During the last decade, the field of Computer vision has made huge progress. This progress is mostly due to the undeniable effectiveness of Convolutional Neural Networks (CNNs). CNNs allow for very precise predictions if trained with high-quality annotated training data. In a classification setting for instance, you would often use one of the standard network architectures out there (ResNet, VGG etc.) and train it using your dataset. This would likely lead to very good performance.
On the other hand, if you do not have huge manually annotated datasets for your particular problem at your disposal, CNNs also allow for making use of others who already trained a network for a similar problem by transfer learning. In this case, you would take a network that is pretrained on a large dataset and tune some of its upper layers using your own small annotated dataset.

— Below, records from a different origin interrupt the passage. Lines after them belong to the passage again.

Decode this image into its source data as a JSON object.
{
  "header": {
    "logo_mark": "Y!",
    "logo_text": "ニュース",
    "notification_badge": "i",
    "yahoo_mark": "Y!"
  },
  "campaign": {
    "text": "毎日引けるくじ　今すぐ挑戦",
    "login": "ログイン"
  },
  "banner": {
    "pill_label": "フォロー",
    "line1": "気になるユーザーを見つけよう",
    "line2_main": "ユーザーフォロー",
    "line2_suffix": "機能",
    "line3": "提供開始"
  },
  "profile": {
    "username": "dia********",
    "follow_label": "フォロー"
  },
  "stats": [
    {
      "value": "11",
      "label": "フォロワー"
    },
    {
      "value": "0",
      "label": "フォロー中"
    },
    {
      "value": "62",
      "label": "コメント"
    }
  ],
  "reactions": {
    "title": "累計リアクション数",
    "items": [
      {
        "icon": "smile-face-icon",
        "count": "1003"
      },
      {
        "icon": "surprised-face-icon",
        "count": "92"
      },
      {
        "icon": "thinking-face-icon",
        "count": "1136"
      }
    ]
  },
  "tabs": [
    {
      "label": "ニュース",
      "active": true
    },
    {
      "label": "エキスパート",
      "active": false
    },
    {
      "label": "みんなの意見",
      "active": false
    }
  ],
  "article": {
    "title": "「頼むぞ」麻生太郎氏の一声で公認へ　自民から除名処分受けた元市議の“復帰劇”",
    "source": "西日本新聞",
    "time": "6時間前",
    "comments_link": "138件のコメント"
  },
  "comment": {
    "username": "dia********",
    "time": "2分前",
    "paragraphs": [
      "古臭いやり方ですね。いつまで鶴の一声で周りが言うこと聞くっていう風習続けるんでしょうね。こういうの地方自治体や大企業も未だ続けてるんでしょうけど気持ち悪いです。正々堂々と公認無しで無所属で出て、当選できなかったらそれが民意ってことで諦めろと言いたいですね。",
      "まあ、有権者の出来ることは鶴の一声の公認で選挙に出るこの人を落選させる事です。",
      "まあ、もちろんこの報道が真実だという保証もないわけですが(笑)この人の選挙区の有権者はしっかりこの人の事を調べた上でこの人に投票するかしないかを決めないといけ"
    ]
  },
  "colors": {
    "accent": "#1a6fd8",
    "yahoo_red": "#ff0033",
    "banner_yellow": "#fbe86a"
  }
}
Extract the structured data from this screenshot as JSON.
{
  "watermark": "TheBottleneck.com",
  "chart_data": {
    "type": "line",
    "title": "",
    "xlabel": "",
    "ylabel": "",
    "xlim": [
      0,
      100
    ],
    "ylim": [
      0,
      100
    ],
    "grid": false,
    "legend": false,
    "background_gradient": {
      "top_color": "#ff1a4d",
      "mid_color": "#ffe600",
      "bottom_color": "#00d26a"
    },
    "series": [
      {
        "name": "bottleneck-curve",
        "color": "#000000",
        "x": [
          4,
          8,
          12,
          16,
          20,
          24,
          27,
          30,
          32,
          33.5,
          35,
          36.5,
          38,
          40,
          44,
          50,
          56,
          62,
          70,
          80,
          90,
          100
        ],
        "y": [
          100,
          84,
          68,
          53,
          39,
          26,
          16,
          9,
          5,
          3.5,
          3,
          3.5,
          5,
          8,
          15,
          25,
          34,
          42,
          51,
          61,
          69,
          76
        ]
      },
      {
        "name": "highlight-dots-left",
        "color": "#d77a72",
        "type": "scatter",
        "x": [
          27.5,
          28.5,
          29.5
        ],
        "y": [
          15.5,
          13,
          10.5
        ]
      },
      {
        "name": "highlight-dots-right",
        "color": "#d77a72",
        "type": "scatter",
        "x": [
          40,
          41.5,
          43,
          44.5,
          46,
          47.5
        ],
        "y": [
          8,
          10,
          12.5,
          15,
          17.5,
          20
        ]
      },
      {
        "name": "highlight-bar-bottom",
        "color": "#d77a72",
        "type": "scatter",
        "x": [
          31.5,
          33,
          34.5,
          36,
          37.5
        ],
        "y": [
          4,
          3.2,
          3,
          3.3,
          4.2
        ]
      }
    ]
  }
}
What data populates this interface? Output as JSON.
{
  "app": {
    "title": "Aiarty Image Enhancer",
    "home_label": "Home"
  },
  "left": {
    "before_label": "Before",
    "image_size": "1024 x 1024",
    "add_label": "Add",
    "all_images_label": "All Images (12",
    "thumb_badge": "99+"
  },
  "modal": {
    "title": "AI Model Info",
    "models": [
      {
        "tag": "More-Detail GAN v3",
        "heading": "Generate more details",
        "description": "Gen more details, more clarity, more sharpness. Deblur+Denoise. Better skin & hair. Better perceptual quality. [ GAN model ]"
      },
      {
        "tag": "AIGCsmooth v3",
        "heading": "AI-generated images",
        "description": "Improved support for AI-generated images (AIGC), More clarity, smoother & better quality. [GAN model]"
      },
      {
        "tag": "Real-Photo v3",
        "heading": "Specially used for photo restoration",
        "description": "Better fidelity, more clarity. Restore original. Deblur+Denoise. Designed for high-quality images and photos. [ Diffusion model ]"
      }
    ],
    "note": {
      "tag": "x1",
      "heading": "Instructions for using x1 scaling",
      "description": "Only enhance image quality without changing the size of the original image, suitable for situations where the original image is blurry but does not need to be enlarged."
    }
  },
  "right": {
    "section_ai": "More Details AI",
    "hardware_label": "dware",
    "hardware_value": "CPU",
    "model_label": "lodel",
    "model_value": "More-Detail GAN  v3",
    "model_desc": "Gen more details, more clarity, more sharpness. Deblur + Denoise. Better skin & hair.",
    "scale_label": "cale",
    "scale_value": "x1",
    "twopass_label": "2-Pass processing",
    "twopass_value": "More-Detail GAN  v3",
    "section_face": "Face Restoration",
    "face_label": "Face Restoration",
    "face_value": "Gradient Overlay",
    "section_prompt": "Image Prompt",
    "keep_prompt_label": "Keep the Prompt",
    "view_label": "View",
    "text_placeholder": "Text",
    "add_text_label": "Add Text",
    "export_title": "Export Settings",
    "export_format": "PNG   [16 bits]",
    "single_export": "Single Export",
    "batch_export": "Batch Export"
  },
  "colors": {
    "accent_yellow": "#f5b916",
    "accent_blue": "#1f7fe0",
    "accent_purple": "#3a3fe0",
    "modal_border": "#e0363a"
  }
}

Both of these approaches assume that your training data (be it large or small) is representative of the underlying distribution. However, if the inputs at test time differ significantly from the training data, the model might not perform very well. Let us assume, for instance, that you are an autonomous vehicle engineer and you want to segment the images captured by the car’s camera in order to know what lies ahead (buildings, trees, other cars, pedestrians, traffic lights etc.). You have nice human-generated annotations for your NYC dataset and you train a large network using these annotations. You test your self-driving car on the streets of Manhattan and everything seems to work fine. Then you test the same system in Paris and suddenly things go very wrong. The car is not able to detect traffic lights anymore, the cars look very different (there are no yellow cabs in Paris) and the streets are not as straight anymore.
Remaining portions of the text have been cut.